Politics: Labor reform, at a snail’s pace, but bolstered by the USMCA
Mexico’s 2019 labor reform is being implemented very slowly, but it is surely moving forward. The country’s moribund labor movement is indeed in need of a major overhaul. The majority of Mexican unions are company unions, with employer-worker relations underpinned by protection contracts. Union representation and membership are way down. The unions and their leaderships are notoriously corrupt and aloof from the rank-and-file. It is common that workers are not allowed to read, much less vote on their collective bargaining agreements (CCTs).
Thanks to both the new labor law and the adoption of the USMCA trade agreement, progress is now beginning to be made. The content of the new Labor law is largely paralleled in the major points covered in the USMCA Labor Chapter. These involve the adoption of labor standards recognized internationally by the ILO, including freedom of association, the right to strike, and the real capacity to enforce labor laws. In the case of Mexico, such standards require the reform of the labor justice system, the effective recognition of collective bargaining, real democracy in the unions through secret ballot and direct voting by workers not only to elect their leaders but also to ratify their CCTs, and improvements in workers’ real wages.

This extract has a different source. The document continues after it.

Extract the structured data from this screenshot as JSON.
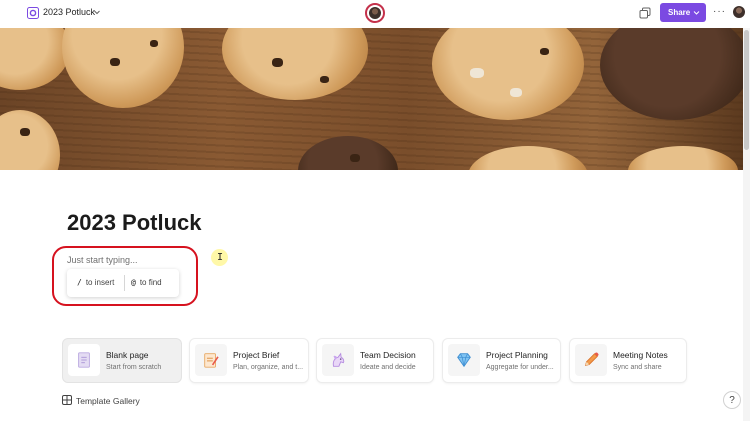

The pandemic has slowed progress in updating union bylaws and validating CCTs, with greater advances in the case of national unions as opposed to their local counterparts. For the past year the Conciliation and Arbitration Boards have been closed.
A major challenge is to resolve the huge backlog in labor dispute cases filed with the Federal Conciliation and Arbitration Board, a whopping 448,000 such cases. Simultaneously, legal challenges involving union democracy and representation are about to be played out as part of the USMCA’s Rapid Response Labor Mechanism. Two cases have been filed against U.S. companies with factories in Mexico, and the Canadian mining company Americas Gold and Silver could initiate international arbitration against the Mexican government due to the lack of response to the union’s illegal blocking of the San Rafael mine in Cosalá, Sinaloa.
The outcome of these cases could affect labor relations and be a sea change in the future of the trade union movement in Mexico, to say nothing of the future of North American companies in the country.